How to use grok filter on JSON field

sachiiit · June 23, 2017, 6:31am

I have an http input plugin in my logstash configuration with codec as json as

http {
                host => "0.0.0.0"
                port => "8080"
                user => "username"
                password => "password"
                codec => json
        }

So the message in my filter section is

 {   
        "@timestamp" => 2017-06-23T06:16:05.000Z,
          "@version" => "1",
             "event" => {
               "logLevel" => "INFO",
            "description" => "sachchit.bansal@xyz.com \"Coupon\" \"Chrome\" \"Linux\" \"182.72.92.14, 172.20.14.45, 172.20.12.14\" \"182.72.92.14\" \"/user/dashboard\" \"Coupon - Dashboard\" _14981985629789475123422 \"URLChange\" \"\"",
              "className" => "internalUserTrackLog",
              "eventType" => "USER_TRACKING_INFO_EVENT"
        }
    }

I want to use grok filter on the description field of the message. I don't want any other field.

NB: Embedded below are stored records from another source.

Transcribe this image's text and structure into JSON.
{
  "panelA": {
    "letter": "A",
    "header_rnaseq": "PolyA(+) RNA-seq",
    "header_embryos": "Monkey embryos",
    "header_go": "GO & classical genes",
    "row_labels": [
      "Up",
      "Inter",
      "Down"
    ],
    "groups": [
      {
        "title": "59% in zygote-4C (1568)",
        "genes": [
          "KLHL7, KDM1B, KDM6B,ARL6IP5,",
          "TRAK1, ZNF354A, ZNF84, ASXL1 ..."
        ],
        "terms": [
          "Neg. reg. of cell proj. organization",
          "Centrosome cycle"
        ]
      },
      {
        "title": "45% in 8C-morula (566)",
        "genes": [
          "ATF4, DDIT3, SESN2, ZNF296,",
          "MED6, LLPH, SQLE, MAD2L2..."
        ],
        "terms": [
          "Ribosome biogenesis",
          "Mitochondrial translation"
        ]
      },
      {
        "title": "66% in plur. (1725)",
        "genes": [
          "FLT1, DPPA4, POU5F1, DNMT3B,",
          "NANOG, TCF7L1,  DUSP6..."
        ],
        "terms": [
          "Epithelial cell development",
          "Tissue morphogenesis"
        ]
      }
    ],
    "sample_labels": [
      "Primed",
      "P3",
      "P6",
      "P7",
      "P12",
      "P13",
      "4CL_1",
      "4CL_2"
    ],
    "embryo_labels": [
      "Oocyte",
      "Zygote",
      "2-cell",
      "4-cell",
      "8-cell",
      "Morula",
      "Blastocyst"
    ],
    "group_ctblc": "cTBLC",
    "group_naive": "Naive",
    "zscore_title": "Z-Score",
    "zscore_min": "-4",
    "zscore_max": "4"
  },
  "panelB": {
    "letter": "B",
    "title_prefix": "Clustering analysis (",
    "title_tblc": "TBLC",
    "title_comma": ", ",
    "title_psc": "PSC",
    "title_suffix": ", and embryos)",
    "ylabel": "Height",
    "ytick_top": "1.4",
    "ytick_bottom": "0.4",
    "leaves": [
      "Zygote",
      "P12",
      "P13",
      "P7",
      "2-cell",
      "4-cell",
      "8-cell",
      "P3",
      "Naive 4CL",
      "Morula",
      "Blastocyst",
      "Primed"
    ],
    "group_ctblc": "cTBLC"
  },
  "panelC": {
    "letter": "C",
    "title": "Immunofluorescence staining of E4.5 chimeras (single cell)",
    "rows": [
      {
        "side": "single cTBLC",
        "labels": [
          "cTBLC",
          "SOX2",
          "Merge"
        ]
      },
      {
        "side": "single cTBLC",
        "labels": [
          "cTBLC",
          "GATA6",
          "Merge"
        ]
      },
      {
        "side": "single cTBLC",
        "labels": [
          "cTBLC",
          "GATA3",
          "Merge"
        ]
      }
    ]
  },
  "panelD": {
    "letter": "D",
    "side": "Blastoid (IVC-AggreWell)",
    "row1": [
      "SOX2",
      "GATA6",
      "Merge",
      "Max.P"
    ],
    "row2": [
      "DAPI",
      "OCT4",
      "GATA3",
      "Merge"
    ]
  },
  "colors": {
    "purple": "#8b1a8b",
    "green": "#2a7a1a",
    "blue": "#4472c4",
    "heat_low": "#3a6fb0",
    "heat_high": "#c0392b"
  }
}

What I was doing is

 grok {
                         match => [ "[event][description]", "%{COUPON_DATE:logdate} %{IPORHOST:machineIp} %{EMAILADDRESS:user} %{QS:account} %{QS:browser} %{QS:os} %{QS:forwardList} %{QS:ipAddress} %{QS:pageURL} %{QS:pageTitle} %{WORD:tabId} %{QS:eventType} %{GREEDYDATA:customKVP}"]
                        patterns_dir => "/etc/logstash/patterns"
                }

But I am getting _grokparsefailure.

magnusbaeck · June 26, 2017, 5:34am

Since the the field is a space-separated list of strings I suggest you use the csv filter instead of grok.

system · July 24, 2017, 5:35am

This topic was automatically closed 28 days after the last reply. New replies are no longer allowed.